There is an increasing number of Westerners who believe that there are scientific miracles in the Qur'an, and converting on that basis. This blog documents my attempts to persuade one Muslim convert friend to examine these miracle claims (and other worrying aspects of Islam) rationally. Muslims are invited to respond in the comments section where I am always delighted to debate.
Monday, July 23, 2012
Muhammad - the best human ever?
My correspondence with my Muslim convert friend continues. Tarek took issue with my examining Muhammad's every action. What was wrong with assassinating al-Nadr, he asked, if al-Nadr represented a danger to the Muslims. Muhammad's assassination of al-Nadr
I agree it's not necessarily wrong to assassinate an enemy - if that enemy is so evil and influential that to kill him would without doubt save the lives of many innocents. I'm not sure we can say that about al-Nadr - he hardly seems a Hitler/Stalin figure. And in any case, is assassinating one's enemies really the action of the "best human God has ever created"? We can't judge Muhammad by the same criteria as the rest of us, can we? He's not just a brilliant military leader, is he? He's the best human ever and we must judge him by that criterion. Prisoners of war
What would I have done, you ask. What do we do now with prisoners of war? Surely expecting the best human to live up to our standards is not unreasonable. He is the best human ever, after all. It's not much of a claim to say "he's the best human but obviously people know better now how to treat prisoners of war". Which is what you seem to be suggesting. Unworthy actions
We can make the same point about so many of Muhammad's actions which seem unworthy of God's best efforts to create a moral super-man. Marrying a nine year-old? Marrying his step-son's wife because he could and handily receiving a revelation to that effect? Taking 1/5th of the booty of the caravan raids for his personal enjoyment? Telling his men they could sleep with the wives of the men they'd captured. Decapitating hundreds of Jews after the battle of the Trench. The list goes on and on. All of which may be justifiable but seem nonetheless unlikely actions of the best man ever to have lived. Is it fair to put Muhammad under the spot-light?
You ask me if I'd think it fair if you were to trawl the the minutest detail of the lives of those who inform my ideas. I'd be happy for you to do so, for you know I think it important that we learn something of the character of those whose ideas we admire. (You remember my concerns regarding Azzindani and his "Islamic additions" to Moore's text book that Muslims the world over like to quote as evidence of the miracle of embryology...Something that you have never addressed, by the way.) If it turns out that they are/were lunatics or criminals then I think I'd at least want to reassess any convictions I'd based purely on their hypotheses. (I can't think of any off hand, mind you...).

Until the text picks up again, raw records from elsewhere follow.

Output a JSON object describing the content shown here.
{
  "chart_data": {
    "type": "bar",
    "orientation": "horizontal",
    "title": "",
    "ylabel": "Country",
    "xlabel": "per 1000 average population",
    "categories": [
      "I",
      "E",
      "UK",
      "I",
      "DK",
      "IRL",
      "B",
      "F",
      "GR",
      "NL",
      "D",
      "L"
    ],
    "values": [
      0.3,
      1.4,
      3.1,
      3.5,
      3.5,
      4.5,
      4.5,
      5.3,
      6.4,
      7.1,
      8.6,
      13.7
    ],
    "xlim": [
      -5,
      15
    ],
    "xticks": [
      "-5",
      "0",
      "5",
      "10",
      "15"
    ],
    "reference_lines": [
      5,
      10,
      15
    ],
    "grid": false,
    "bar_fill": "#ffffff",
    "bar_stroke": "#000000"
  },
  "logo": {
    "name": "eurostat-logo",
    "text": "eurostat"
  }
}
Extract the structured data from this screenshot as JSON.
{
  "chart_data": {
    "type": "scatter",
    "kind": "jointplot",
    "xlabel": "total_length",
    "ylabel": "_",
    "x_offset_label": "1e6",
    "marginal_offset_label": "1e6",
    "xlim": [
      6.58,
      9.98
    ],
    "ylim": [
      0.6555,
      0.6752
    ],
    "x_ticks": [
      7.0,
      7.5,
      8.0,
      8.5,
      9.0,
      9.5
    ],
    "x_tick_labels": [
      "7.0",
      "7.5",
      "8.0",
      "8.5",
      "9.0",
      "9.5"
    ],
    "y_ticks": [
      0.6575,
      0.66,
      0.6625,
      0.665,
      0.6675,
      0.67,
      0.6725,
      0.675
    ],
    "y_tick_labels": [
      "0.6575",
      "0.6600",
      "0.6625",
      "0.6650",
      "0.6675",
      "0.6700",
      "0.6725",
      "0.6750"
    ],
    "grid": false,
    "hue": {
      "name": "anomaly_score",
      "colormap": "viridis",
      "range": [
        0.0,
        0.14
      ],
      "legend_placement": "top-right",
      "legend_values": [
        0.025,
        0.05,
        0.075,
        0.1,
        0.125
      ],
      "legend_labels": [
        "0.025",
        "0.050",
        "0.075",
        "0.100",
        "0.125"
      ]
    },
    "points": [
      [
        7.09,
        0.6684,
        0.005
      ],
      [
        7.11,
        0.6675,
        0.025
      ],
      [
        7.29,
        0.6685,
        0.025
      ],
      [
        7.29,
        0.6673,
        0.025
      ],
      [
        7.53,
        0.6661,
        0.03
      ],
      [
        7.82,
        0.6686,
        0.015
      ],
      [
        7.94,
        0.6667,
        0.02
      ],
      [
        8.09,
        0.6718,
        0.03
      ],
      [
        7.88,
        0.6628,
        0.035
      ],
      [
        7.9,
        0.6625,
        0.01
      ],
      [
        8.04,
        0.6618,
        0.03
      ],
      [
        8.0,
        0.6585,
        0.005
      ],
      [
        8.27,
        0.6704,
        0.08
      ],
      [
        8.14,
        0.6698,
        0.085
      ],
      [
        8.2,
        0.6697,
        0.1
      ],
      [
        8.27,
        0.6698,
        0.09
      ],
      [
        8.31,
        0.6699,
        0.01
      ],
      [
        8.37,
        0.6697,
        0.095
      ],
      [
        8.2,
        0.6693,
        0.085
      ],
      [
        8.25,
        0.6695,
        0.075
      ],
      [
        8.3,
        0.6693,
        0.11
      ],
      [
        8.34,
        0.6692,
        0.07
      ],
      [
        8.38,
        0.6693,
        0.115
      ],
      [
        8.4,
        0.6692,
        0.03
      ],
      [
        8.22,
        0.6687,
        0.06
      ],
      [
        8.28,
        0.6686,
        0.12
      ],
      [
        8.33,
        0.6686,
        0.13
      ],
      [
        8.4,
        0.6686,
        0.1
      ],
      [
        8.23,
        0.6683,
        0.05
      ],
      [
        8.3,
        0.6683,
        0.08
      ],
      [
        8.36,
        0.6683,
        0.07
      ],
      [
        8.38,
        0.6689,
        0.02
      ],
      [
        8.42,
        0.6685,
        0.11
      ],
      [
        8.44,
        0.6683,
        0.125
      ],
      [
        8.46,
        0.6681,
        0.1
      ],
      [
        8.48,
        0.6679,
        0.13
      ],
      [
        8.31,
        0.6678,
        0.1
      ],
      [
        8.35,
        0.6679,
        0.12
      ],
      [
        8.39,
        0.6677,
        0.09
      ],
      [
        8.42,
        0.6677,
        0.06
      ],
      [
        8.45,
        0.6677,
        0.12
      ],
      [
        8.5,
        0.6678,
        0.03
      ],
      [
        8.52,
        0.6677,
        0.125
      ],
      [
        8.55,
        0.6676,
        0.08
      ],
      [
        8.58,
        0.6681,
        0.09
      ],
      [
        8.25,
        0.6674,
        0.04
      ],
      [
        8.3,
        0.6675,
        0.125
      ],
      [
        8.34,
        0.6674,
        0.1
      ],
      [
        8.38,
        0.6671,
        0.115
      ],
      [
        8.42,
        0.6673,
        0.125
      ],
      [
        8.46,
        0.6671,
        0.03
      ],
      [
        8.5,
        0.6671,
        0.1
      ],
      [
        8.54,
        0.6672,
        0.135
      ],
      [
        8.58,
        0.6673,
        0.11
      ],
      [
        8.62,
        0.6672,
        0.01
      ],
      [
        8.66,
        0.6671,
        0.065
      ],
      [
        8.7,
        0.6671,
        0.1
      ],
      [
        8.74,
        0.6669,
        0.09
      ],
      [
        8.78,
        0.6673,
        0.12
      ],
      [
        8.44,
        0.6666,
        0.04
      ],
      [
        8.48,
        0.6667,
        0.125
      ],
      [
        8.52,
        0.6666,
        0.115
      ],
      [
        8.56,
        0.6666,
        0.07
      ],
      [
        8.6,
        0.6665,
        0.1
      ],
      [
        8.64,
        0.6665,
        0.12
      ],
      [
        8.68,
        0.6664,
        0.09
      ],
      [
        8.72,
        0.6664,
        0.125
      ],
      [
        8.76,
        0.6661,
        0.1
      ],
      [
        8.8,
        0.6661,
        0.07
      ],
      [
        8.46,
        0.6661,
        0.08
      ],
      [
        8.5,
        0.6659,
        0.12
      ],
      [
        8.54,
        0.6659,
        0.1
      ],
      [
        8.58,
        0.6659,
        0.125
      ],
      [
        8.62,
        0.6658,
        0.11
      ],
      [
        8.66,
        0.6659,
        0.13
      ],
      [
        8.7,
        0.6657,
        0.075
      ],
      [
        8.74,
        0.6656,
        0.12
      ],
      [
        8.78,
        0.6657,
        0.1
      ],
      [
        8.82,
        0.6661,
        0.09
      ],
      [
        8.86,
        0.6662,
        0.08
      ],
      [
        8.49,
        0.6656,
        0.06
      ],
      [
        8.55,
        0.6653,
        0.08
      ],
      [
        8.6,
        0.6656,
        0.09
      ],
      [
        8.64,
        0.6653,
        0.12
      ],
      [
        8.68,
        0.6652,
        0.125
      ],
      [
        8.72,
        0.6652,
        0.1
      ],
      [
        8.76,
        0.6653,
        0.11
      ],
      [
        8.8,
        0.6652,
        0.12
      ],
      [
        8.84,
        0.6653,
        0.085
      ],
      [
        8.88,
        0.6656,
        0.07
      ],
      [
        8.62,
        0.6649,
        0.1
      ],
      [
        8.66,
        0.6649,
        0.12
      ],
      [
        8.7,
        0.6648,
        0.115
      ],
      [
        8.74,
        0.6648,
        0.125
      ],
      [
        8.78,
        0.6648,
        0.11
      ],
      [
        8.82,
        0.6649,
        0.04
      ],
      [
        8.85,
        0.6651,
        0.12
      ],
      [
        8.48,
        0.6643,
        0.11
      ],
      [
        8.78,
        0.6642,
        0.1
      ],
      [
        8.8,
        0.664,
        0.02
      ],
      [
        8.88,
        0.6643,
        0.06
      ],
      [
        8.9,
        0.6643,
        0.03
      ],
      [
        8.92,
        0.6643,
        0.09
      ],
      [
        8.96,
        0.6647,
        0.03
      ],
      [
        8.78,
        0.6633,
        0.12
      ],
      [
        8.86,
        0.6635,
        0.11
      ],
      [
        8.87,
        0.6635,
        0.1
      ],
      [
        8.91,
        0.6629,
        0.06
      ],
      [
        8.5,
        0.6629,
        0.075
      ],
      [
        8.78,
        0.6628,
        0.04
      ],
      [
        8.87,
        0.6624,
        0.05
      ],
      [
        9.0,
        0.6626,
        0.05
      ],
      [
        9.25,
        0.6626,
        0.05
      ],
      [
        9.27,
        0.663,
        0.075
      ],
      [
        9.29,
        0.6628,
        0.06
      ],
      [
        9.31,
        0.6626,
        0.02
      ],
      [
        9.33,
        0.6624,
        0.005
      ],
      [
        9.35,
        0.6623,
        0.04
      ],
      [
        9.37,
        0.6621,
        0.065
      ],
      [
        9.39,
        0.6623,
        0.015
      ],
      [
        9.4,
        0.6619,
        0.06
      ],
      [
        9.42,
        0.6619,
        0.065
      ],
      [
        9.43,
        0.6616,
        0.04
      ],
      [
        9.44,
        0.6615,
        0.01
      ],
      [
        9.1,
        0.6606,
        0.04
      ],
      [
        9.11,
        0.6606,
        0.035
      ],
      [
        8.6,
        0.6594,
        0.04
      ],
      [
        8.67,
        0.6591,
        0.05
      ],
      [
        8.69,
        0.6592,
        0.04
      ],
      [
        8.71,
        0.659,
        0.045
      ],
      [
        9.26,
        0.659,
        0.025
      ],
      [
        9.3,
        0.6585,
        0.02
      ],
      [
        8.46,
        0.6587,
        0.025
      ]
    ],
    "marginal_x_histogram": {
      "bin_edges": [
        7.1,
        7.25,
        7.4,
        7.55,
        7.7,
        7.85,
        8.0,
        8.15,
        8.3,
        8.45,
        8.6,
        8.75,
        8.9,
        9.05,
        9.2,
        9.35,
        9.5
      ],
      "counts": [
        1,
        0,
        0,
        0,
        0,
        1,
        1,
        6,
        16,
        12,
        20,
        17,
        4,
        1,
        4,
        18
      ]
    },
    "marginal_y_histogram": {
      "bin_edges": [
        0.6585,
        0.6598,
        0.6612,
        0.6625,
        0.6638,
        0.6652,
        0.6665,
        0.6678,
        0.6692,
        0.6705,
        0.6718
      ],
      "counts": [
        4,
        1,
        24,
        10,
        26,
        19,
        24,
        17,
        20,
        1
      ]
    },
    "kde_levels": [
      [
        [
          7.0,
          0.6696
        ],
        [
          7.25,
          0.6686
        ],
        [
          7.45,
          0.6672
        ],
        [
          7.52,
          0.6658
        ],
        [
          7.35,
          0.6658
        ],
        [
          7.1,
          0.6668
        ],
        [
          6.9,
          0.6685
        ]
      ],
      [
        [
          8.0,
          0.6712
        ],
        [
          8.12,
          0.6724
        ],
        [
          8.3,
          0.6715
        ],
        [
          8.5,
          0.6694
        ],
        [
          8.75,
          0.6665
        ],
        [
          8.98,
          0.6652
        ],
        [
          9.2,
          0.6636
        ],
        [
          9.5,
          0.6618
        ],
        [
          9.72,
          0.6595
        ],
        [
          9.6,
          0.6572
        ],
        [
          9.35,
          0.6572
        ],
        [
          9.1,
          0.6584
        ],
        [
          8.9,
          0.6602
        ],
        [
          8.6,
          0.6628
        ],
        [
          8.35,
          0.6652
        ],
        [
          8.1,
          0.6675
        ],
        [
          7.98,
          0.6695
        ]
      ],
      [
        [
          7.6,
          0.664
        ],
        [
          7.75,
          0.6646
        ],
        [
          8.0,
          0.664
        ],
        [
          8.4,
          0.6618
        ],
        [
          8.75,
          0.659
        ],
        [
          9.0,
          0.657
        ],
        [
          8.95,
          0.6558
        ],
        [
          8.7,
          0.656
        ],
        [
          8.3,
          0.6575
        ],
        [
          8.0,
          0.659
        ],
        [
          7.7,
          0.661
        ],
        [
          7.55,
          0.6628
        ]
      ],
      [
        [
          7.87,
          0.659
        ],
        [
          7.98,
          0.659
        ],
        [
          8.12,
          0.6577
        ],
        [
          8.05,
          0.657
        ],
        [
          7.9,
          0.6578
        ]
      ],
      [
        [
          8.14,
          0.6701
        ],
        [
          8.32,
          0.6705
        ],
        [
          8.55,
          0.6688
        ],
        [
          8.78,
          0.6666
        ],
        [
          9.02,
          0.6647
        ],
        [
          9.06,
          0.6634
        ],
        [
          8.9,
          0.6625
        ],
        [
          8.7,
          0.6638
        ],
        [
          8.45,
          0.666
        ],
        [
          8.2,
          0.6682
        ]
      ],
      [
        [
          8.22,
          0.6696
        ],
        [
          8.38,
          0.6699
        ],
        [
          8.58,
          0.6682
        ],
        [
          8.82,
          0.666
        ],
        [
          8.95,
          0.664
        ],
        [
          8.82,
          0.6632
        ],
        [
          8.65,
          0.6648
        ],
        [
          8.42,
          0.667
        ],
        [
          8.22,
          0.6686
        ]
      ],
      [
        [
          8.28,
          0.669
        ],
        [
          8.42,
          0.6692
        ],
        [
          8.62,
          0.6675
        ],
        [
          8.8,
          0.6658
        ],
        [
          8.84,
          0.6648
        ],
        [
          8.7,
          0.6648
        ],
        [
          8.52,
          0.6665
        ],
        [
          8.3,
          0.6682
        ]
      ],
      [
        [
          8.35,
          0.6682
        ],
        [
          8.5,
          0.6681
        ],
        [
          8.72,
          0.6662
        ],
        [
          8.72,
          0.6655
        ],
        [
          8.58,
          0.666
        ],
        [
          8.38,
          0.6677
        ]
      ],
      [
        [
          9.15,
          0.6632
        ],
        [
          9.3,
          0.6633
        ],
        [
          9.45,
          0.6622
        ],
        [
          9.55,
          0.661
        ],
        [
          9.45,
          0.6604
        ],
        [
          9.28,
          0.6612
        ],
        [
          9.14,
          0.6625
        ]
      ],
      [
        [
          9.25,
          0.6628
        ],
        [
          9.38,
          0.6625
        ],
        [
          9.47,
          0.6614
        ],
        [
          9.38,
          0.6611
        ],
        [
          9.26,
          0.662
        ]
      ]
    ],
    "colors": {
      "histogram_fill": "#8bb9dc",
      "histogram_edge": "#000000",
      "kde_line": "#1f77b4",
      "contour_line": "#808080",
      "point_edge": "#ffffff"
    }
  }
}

But of course, I have never claimed that Darwin or Hitchens or Attenborough et al are divinely inspired or the best humans God has created. I'm not even suggesting they were good men.
Whereas the claims that are made for Muhammad mean that surely we are entitled to examine his behaviour ... minutely.
In fact we should examine his behaviour minutely. Any other response would be illogical, since God is "perfect" and omnipotent and therefore if He decides to create the best human, such a man must logically be the best in everything he does or says. Would you not agree?
If I were to announce that Ron L Hubbard (the founder of Scientology) was the best human God has ever created, you'd presumably ask for evidence and want to check out his history and past actions. In fact you'd presumably want to examine his life in detail.
Why is my doing the same for Muhammad any less understandable or justifiable? And if you found actions by Hubbard that suggested he was not the best human ever to have lived, actions recorded by his own supporters no less, you would have serious doubts as to the religion he founded. Other reasons to disbelieve
If you combine this with the barbaric punishments, the claims to miraculous knowledge which turn out to be debatable at best, the exhortations to kill unbelievers, the uncaring and bullying attitude to the LGBT community, the bizarre promises about Paradise (you've never explained how you can possibly believe some people get to have endless sex with 80 ft magically rejuvenating virgins who have hairless pussies, and legs that are transparent so you can see the marrow in their bones - all this in Bukhari - I've checked), the sadistic promises about Hell that just happen to recycle myths about burning and fire and brimstone which obviously originated when men first saw volcanoes and lava, the apparent copying and misunderstanding of Judaic and Christian myths etc etc then you can perhaps understand the process I have gone through to reach my conclusions.
PoWs converting to National Socialism? No, you're right. Can't think of any. But then again I don't remember any PoWs being offered their freedom if they "converted", do you? Forgers?
With regards to the "many forgers" whose reasons you ascribe to tribal, sectarian and national differences, I still don't understand why a Muslim would want to paint their Prophet in a poor light. Especially as presumably the punishment for such actions would be an eternity in Hell. But there we go. Perhaps it's one of those things we shall never get to the bottom of.